SLOTH — Sin of Stasis. Class ability: time dilation, entropy field, decay acceleration. Paradoxical mobility record — slowest and most difficult to catch of all confirmed sin bearers. Last confirmed active bearer: deceased.
PRIDE — Sin of Supremacy. Class ability: aura dominance, System override at close range, forced allegiance. Most politically active sin bearer in recorded history.
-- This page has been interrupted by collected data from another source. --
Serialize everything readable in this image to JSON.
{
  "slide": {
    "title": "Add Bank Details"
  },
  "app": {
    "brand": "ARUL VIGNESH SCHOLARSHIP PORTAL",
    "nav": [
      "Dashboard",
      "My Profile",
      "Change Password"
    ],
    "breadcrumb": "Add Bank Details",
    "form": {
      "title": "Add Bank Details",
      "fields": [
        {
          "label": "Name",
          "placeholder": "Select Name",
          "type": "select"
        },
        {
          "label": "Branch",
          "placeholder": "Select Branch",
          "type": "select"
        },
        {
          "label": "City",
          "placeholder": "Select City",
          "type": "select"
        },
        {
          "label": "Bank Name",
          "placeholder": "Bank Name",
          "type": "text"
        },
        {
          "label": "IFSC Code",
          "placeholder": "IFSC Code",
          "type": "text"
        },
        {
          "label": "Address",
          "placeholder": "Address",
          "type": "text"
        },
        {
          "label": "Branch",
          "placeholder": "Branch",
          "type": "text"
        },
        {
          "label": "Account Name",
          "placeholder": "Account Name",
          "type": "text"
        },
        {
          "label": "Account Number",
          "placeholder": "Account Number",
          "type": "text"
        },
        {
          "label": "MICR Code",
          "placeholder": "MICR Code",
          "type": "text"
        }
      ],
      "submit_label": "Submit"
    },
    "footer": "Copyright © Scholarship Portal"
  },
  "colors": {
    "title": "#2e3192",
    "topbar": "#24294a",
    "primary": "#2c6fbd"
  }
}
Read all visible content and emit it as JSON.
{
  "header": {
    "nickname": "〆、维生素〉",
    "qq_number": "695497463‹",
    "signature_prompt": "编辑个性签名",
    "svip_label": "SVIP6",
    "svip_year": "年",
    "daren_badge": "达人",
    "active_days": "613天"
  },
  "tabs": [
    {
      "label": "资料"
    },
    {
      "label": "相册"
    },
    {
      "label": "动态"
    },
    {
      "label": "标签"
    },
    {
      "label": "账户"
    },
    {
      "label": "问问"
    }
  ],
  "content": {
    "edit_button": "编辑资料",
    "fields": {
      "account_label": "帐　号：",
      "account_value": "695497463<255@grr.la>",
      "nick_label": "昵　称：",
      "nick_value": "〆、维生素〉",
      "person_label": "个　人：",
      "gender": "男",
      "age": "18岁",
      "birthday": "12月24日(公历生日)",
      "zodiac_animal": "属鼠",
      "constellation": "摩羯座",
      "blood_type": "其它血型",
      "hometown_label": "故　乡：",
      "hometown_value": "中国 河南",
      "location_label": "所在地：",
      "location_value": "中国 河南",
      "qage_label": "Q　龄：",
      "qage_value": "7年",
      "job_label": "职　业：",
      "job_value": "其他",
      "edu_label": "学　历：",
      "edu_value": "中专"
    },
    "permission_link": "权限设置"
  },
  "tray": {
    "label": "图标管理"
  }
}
Last confirmed active bearer: deceased.
LUST — Sin of Compulsion. Class ability: perception manipulation, emotional override, loyalty inversion. Most difficult sin to detect until activation. Last confirmed active bearer: deceased.
GLUTTONY — Sin of Consumption. Class ability: absorption, metabolic conversion of any substance including magic and System energy, unlimited capacity. Last confirmed active bearer: deceased.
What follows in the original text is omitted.